The vector virus is modified so that it carries the antigen-encoding gene and, in most platforms, cannot replicate productively. On vaccination it enters host cells and the antigen is synthesized intracellularly, entering antigen-presentation pathways that prime cytotoxic T cells while the expressed protein also drives antibody responses, yielding broad immunity. The platform's main limitation is immunity directed against the vector itself: pre-existing antibodies to a common vector (or those generated by a first dose) can blunt the response, which is why rare human or animal-derived adenoviruses are used and why heterologous prime-boost regimens, pairing different vectors, are employed. Viral-vector vaccines were central to the response to COVID-19 (for example ChAdOx1 and Ad26.COV2.S) and to Ebola.

Clinical relevance

Viral vector vaccines provide a rapidly adaptable platform that elicits strong cellular and humoral immunity and proved valuable against emerging epidemic pathogens. Understanding the platform clarifies why such vaccines are potent yet can be affected by immunity to the vector.
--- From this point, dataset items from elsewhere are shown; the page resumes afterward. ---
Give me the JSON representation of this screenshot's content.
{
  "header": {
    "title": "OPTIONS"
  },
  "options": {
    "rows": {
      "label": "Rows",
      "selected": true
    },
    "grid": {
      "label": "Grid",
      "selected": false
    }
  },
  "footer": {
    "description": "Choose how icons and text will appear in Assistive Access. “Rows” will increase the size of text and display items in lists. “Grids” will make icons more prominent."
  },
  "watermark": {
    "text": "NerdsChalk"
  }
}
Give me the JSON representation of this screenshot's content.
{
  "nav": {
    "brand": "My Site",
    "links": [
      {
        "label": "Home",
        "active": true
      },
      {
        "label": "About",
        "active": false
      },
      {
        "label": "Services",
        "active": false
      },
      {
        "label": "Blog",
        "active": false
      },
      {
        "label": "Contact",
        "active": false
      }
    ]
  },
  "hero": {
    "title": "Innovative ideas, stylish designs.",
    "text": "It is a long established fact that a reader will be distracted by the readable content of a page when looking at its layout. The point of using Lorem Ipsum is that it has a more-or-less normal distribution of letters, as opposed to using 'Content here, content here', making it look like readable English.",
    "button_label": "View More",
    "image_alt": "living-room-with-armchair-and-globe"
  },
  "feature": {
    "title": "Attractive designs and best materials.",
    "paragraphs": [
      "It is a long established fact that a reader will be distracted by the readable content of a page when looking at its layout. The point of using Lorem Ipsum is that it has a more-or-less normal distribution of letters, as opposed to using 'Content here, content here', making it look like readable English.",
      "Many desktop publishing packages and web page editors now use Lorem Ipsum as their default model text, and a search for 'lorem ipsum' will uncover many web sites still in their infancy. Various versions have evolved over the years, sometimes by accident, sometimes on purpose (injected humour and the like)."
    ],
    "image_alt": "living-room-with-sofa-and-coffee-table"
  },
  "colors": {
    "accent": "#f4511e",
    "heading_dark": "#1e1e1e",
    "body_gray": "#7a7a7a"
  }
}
This entry describes the science of the platform and is not a source of individual vaccination advice.

Epidemiology

Viral-vector vaccines were deployed at large scale against COVID-19 and used in outbreak settings such as Ebola, demonstrating the platform's suitability for rapid response; vector-directed immunity remains a design consideration that shapes vector choice and dosing strategy.

History

The use of viruses as gene-delivery vehicles for vaccination developed from gene-therapy and recombinant-virus research in the late twentieth and early twenty-first centuries, reviewed by Draper and Heeney in 2009. The platform reached large-scale public use during the COVID-19 pandemic with adenovirus-vectored vaccines validated in randomized trials such as those of Voysey and colleagues (ChAdOx1) and Sadoff and colleagues (Ad26.COV2.S).

Key figures

Simon Draper
Florian Krammer

Seminal works

draper-2009
voysey-2021
sadoff-2021

Frequently asked questions

How does a viral vector vaccine work?: A harmless, usually replication-deficient virus carries the gene for the target antigen into the recipient's cells, which then make the antigen; because the antigen is produced inside cells, the platform induces both antibody and cytotoxic T-cell responses.
What is anti-vector immunity and why does it matter?: It is an immune response against the carrier virus itself, from prior exposure or an earlier dose, which can reduce how well the vector delivers its gene; designers address it by using uncommon vectors and heterologous prime-boost combinations.